Im Rahmen der Planungen für den Stromtrassenbau der Firma Tennet TSO GmbH (Ersatzneubau 380/110-kV-Höchstspannungsleitung Redwitz-Schwandorf) fand Ende Januar in Kulmbach ein Erörterungstermin statt. Für die Marktgemeinde Marktleugast nahmen daran Bürgermeister Franz Uome und Roland Tiroch vom Bauamt teil, berichtete Bürgermeister Franz Uome am Montagabend dem Marktgemeinderat. Er habe noch einmal die Aussagen der Bundestagsabgeordneten Emmi Zeulner und der beiden Landräte Klaus Peter Söllner (Kulmbach) und Oliver Bär (Hof) hinsichtlich der möglichen Folgeschäden für Mensch, Tier und Natur deutlich gemacht und auf die Lage der Marktgemeinde mit dem immensen Erholungsfaktor im Naturpark Frankenwald hingewiesen", so Uome.
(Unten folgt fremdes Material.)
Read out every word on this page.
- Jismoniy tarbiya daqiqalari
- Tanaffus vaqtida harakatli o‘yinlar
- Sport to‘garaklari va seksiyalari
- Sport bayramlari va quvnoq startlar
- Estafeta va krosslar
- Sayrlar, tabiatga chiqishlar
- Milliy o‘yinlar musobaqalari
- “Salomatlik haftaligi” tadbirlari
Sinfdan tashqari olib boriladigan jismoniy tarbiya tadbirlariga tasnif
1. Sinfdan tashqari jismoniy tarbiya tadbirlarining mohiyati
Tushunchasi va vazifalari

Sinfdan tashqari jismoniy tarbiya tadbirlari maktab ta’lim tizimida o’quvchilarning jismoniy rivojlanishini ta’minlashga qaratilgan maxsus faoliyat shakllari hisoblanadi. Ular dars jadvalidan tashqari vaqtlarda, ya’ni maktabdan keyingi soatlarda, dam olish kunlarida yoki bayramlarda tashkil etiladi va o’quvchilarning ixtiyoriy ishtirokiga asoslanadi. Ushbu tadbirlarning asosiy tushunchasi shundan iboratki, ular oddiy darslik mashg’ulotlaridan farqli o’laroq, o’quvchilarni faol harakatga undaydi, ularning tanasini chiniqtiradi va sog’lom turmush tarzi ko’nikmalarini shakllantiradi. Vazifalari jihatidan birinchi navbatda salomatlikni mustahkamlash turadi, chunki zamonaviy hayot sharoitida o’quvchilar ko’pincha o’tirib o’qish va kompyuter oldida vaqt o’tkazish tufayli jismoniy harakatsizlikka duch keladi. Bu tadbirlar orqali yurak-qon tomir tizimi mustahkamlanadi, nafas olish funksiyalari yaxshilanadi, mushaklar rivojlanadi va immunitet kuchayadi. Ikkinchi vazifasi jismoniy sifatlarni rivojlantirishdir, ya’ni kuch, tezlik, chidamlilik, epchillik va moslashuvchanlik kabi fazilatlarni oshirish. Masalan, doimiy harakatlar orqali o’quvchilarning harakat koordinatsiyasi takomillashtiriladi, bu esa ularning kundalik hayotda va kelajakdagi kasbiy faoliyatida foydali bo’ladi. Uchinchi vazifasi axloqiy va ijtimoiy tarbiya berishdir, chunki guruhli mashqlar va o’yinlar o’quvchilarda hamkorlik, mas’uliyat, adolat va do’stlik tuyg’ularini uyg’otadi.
Da die Planungen der Stromtrasse den Ortsteil Vorderrehberg regelrecht "umzingeln" und sehr nahe an die Wohnbebauung heranreichten, sei die Forderung nach einem Pilotprojekt in Sachen Erdverkabelung unabdingbar. "Diese würde noch die erträglichste Lösung darstellen. "

Sämtliche Einwände werden nun von der Regierung von Oberfranken in Abstimmung mit der Firma Tennet TSO ausgewertet und die Planungen eventuell geändert. Danach erfolgt der Planfeststellungsbeschluss (laut Regierung Anfang 2021), der in den Gemeinden ausgelegt wird. In diesem Zuge besteht dann die Möglichkeit, Klage zu erheben.

Das Haushaltskonsolidierungskonzept wird von der Marktgemeinde Marktleugast wie bisher fortgeführt. Kämmerin Mandy Knarr erläuterte das Konzept und nannte noch Änderungen, die hinzugekommen sind. Der Marktgemeinderat stimmte dem Haushaltskonsolidierungskonzept einstimmig zu.

Bürgermeister Franz Uome berichtete dem Ratsgremium vom Besuch der Projektgruppe "Marienweiher 16" im "Haus Johannisthal" in Windischeschenbach. Für das ehemalige Gasthaus "Weißes Lamm" ist ja eine Machbarkeitsstudie als zukünftiges "Begegnungszentrum" in Ausarbeitung. Nach den Worten Uomes wird diese etwa Mitte Mai 2020 vorliegen.

Wünsche der Jugendlichen

Jugendbeauftragter Michael Schramm beleuchtete in einem Bericht die Lebenssituation der circa 160 jungen Menschen zwischen 12 und 18 Jahren in der Marktgemeinde Marktleugast. Viele seien in Vereinen aktiv und bereicherten dadurch das gesellschaftliche Leben und sicherten den Fortbestand der Vereinskultur. Er als Jugendbeauftragter sei Ansprechpartner für junge Leute aber auch für Eltern, um die Anliegen der jungen Generation zu hören und gegebenenfalls im Marktgemeinderat zu vertreten.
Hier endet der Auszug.